Note that we use /c/my_dir and not c:/my_dir as we normally do on Windows. This is required for Docker to parse the command correctly.

This will start an isolated container running Linux, where the directory c:/my_dir is mounted (i.e. you can access the files in this Windows directory within the Linux container, and files edited or created within the Linux container will appear in this Windows directory). Note that the idea is that you should edit files in the mounted c:/my_dir using an editor in your normal OS, say Notepad in Windows. The terminal in the container is for running stuff, not editing.

You should now be at a terminal in the Docker container. Now clone the GitHub repository containing all the files you will need for the tutorials.

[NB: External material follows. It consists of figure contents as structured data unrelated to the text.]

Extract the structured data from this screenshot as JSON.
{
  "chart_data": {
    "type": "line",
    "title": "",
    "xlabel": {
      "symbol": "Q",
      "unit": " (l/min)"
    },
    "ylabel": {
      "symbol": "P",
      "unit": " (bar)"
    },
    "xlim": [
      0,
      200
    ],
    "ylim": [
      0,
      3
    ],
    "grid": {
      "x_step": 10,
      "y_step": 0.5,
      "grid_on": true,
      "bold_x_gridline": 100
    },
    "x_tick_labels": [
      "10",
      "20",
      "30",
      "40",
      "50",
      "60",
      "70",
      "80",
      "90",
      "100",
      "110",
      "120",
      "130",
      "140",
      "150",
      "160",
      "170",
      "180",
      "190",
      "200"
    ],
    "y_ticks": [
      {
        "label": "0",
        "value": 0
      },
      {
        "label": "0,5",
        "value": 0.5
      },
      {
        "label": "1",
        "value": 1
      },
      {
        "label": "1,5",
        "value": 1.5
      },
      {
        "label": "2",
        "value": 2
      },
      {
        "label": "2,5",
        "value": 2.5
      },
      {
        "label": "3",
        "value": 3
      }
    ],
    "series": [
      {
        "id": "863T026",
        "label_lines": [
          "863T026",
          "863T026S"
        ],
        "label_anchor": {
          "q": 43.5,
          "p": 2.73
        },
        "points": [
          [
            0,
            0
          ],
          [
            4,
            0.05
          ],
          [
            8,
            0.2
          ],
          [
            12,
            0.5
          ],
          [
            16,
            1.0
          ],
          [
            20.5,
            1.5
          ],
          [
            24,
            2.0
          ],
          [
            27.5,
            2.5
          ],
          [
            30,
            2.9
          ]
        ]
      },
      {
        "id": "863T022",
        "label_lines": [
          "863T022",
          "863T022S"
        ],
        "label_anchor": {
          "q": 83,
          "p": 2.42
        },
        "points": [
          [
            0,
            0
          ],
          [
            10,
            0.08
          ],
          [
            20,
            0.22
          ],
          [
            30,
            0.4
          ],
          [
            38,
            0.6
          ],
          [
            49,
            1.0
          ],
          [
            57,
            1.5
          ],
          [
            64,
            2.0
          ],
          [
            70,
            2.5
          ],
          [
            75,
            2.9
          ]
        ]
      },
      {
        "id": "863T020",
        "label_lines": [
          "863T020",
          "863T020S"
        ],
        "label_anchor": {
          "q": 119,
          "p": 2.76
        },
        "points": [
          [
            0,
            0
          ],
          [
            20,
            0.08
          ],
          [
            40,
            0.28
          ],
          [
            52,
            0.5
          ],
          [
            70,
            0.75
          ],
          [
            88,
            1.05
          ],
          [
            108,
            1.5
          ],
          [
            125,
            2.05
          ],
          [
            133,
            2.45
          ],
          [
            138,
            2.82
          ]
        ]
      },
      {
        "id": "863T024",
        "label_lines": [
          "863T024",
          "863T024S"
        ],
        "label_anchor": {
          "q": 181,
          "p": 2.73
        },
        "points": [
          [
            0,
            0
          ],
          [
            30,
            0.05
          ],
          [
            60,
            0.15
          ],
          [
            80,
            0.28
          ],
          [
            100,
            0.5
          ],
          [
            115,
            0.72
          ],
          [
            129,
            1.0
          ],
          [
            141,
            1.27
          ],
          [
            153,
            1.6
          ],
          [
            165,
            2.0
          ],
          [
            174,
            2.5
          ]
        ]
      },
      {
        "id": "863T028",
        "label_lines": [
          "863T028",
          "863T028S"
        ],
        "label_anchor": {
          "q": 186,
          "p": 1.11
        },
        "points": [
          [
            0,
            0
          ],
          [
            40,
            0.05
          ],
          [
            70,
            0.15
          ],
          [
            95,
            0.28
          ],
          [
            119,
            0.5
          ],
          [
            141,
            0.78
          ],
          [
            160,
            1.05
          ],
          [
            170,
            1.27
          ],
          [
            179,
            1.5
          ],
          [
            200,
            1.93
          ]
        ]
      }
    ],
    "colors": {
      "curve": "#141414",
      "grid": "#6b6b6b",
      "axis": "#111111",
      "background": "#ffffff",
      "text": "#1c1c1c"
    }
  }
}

git clone https://github.com/NBISweden/workshop-reproducible-research.git
cd workshop-reproducible-research

Setting up persistent conda environments

Because the root file system of each container is an isolated instance, Conda environments you create during this course will be lost if you exit the container or if it is killed for some reason. This means that you will have to recreate each environment every time you run a new container for the course. To avoid this, you can make sure that Conda uses a subfolder envs/ inside the /course directory for storing environments. If you run containers for the course with some folder on your local machine mounted inside /course that will cause the Conda environments to be available on your local machine even though they are created inside the container. Should a container be stopped for some reason you can simply run a new one and activate Conda environments under /course/envs, saving you the trouble of recreating them.

What you have to do is to, after you've started a container with the docker run command above, first create the envs/ directory:

mkdir /course/envs

Then set the environment variable CONDA_ENVS_PATH to /course/envs:

export CONDA_ENVS_PATH="/course/envs"

Now when you use Conda to create environments inside the Docker container for the course, the environments will be placed in /course/envs which is also present on your local system because you mounted the folder inside the container. Note that you will have to set the CONDA_ENVS_PATH each time you start a new container for this to work.

Attention

This usage of persistent Conda environments should be considered an edge case of how you use Docker containers. We do this only to make it easier to run the course through Docker, but in general we do not advocate creating Conda environments separate from the actual Docker container.

Don't worry if you feel that this Docker stuff is a little confusing, it will become clearer in the Docker tutorial. However, the priority right now is just to get it running so that you can start working.